I know a parish that does just that. It has seven masses on Sunday and two on Saturday. There are about 500 - 800 people at each mass. There are only two priests in the parish. The parish has to rent priests who are retired, who work in schools, teach at universities or do other jobs that are not parrochial. There is no way that two men can cover that many masses. If they had to add an EF mass to the schedule, they would have to do some juggling. If the bishop were to receive complaints about the juggling, then he has every right to step in and tell the pastor to stop until something can be done that will not cause a parish that is so active to become a divided parish.
Numbers of masses vs number of available priests is a real problem.
The Dominicans already have a section on their website dedicated to the promotion of the pre-conciliar Dominican Rite. the Carmelites also have the Carmelites in Wyoming, the Benedictines, Clear Creek Monastery, both of which celebrate the pre-conciliar Form. The interest is growing. I would say the Jesuits may be one of the last to adopt the pre-conciliar form, since they are the most liberal of the major religious. But ti would be in the interest of all religious to rediscover their pre-conciliar forms, if they are to repair the rupture that has taken place.

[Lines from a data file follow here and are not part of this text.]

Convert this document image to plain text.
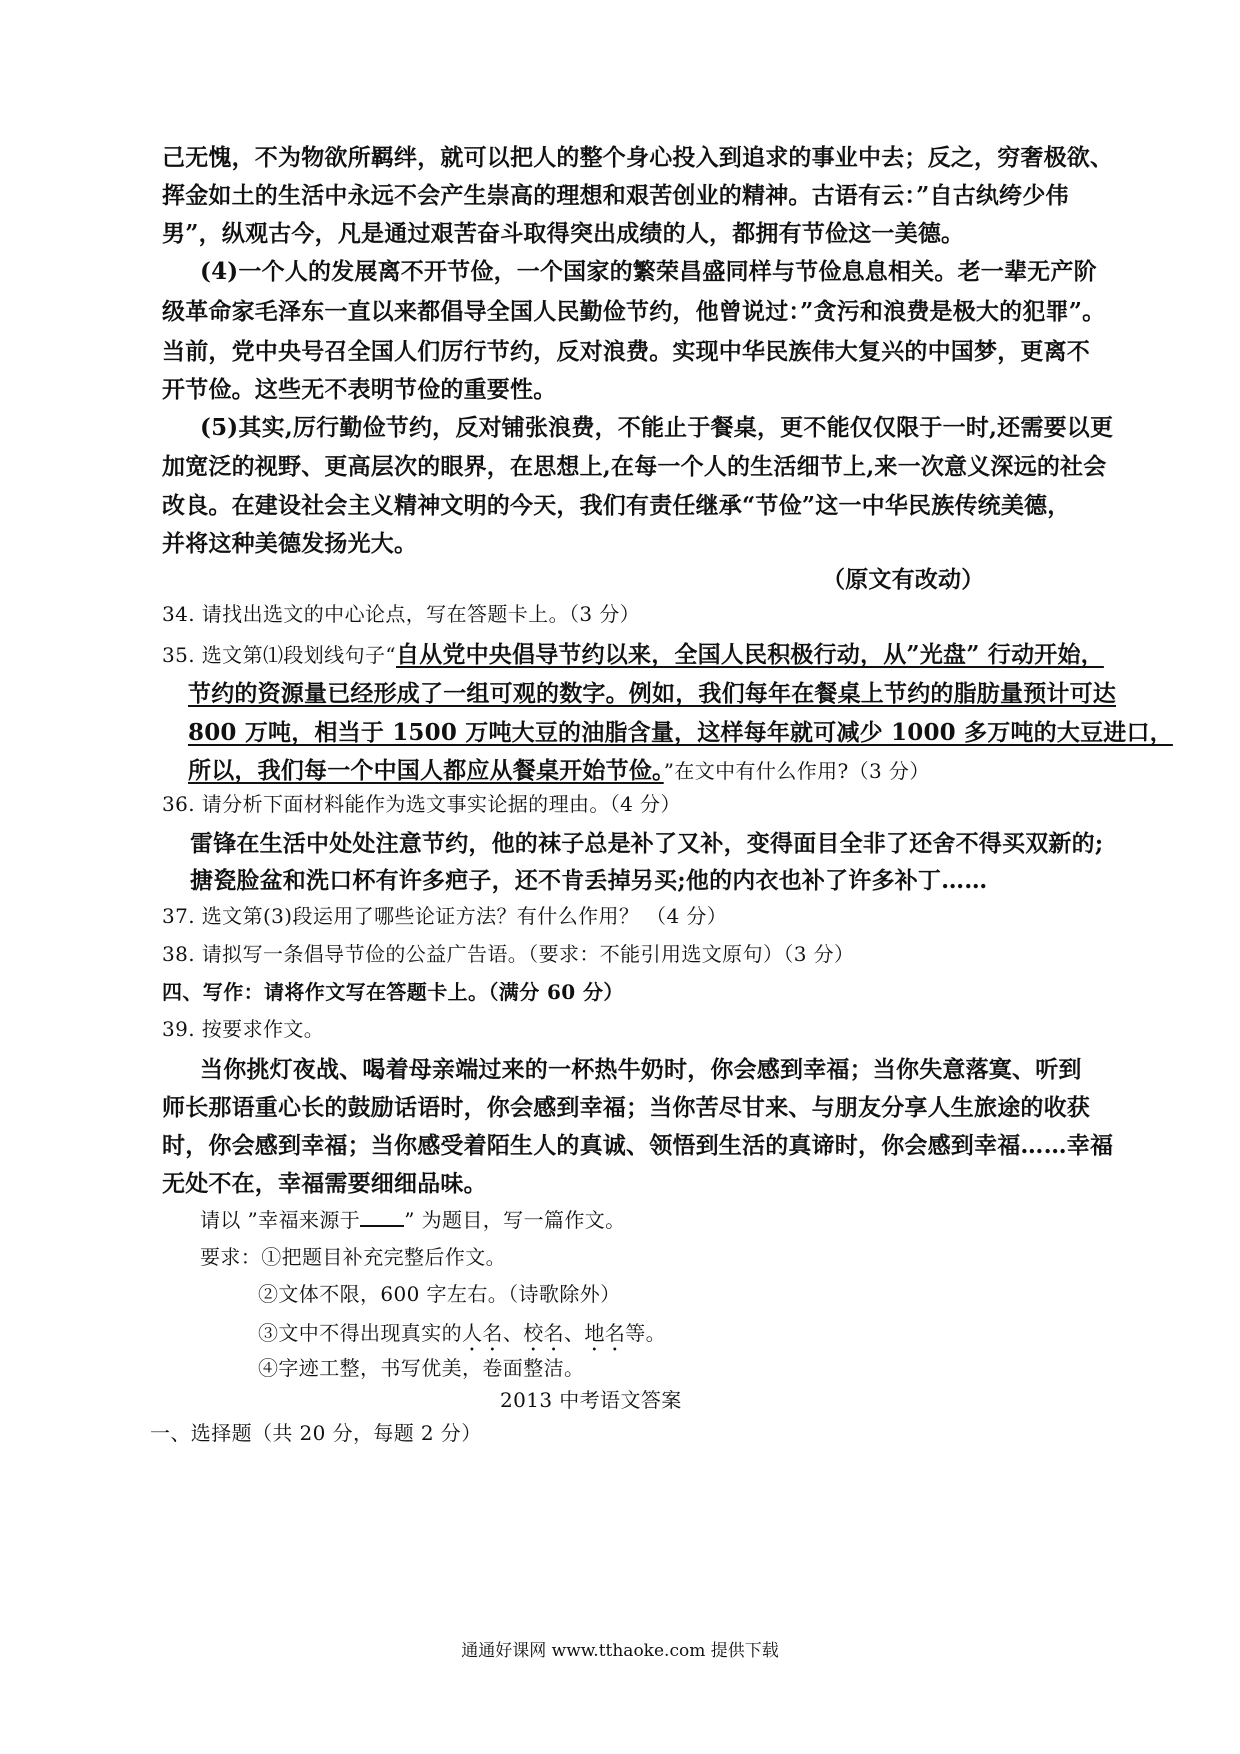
己无愧，不为物欲所羁绊，就可以把人的整个身心投入到追求的事业中去；反之，穷奢极欲、
挥金如土的生活中永远不会产生崇高的理想和艰苦创业的精神。古语有云：”自古纨绔少伟
男”，纵观古今，凡是通过艰苦奋斗取得突出成绩的人，都拥有节俭这一美德。
(4)一个人的发展离不开节俭，一个国家的繁荣昌盛同样与节俭息息相关。老一辈无产阶
级革命家毛泽东一直以来都倡导全国人民勤俭节约，他曾说过：”贪污和浪费是极大的犯罪”。
当前，党中央号召全国人们厉行节约，反对浪费。实现中华民族伟大复兴的中国梦，更离不
开节俭。这些无不表明节俭的重要性。
(5)其实,厉行勤俭节约，反对铺张浪费，不能止于餐桌，更不能仅仅限于一时,还需要以更
加宽泛的视野、更高层次的眼界，在思想上,在每一个人的生活细节上,来一次意义深远的社会
改良。在建设社会主义精神文明的今天，我们有责任继承“节俭”这一中华民族传统美德，
并将这种美德发扬光大。
（原文有改动）
34. 请找出选文的中心论点，写在答题卡上。（3 分）
35. 选文第⑴段划线句子“自从党中央倡导节约以来，全国人民积极行动，从”光盘” 行动开始，
节约的资源量已经形成了一组可观的数字。例如，我们每年在餐桌上节约的脂肪量预计可达
800 万吨，相当于 1500 万吨大豆的油脂含量，这样每年就可减少 1000 多万吨的大豆进口，
所以，我们每一个中国人都应从餐桌开始节俭。”在文中有什么作用?（3 分）
36. 请分析下面材料能作为选文事实论据的理由。（4 分）
雷锋在生活中处处注意节约，他的袜子总是补了又补，变得面目全非了还舍不得买双新的;
搪瓷脸盆和洗口杯有许多疤子，还不肯丢掉另买;他的内衣也补了许多补丁……
37. 选文第(3)段运用了哪些论证方法？有什么作用？ （4 分）
38. 请拟写一条倡导节俭的公益广告语。（要求：不能引用选文原句）（3 分）
四、写作：请将作文写在答题卡上。（满分 60 分）
39. 按要求作文。
当你挑灯夜战、喝着母亲端过来的一杯热牛奶时，你会感到幸福；当你失意落寞、听到
师长那语重心长的鼓励话语时，你会感到幸福；当你苦尽甘来、与朋友分享人生旅途的收获
时，你会感到幸福；当你感受着陌生人的真诚、领悟到生活的真谛时，你会感到幸福……幸福
无处不在，幸福需要细细品味。
请以 ”幸福来源于 ” 为题目，写一篇作文。
要求：①把题目补充完整后作文。
②文体不限，600 字左右。（诗歌除外）
③文中不得出现真实的人名、校名、地名等。
④字迹工整，书写优美，卷面整洁。
2013 中考语文答案
一、选择题（共 20 分，每题 2 分）
通通好课网 www.tthaoke.com 提供下载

Also I may add an article from Rorate Caeli in regards to the Anglican Use. Very good to see.
" Aidan Nichols OP on the future liturgy of the Ordinariate
From a recent interview with Fr. Aidan Nichols OP, published in the English Catholic:
The Church of England Anglo-Catholics, from what I understand, do the ordinary form of the Roman liturgy. In the TAC (Traditional Anglican Communion – Pascal) elsewhere in the world, there is a love for distinctly Anglican liturgies with Book of Common Prayer language, though corrected where necessary. What liturgical dimensions do you see as “gifts to be shared” with the wider Church as the AC suggested?
“English Anglo-Catholics (I gather) tend to retain some elements of the Prayer Book tradition, notably for weddings and funerals. Their parishes may also have Evensong and Benediction. But they will be asked to consider using the distinctive liturgical book which has been prepared for the English Ordinariate once it has received recognition from the Holy See (hopefully by Pentecost) – otherwise they cannot claim to have much distinctive patrimony, liturgically speaking. One reason why there is to be a distinct English book for those with an Anglican Communion background is because the TAC congregations who predominate elsewhere have a different liturgical history which will need to be taken into account. Relevant gifts could include: a high sacral register of liturgical language; the Catholicism-compatible elements in the historic Prayer Books; the Use of Sarum; the better aspects of modern Anglican revision.”
I don’t necessarily agree. There is only a “rupture” when the OF is celebrated in a sloppy manner. At our abbey, they do the OF so well, in Gregorian Chant, that the usual justifications for the EF are totally pointless.
Moreover it is up to each community to decide what is best for them, not people on this site who don’t even know that much about the individual orders or their traditions.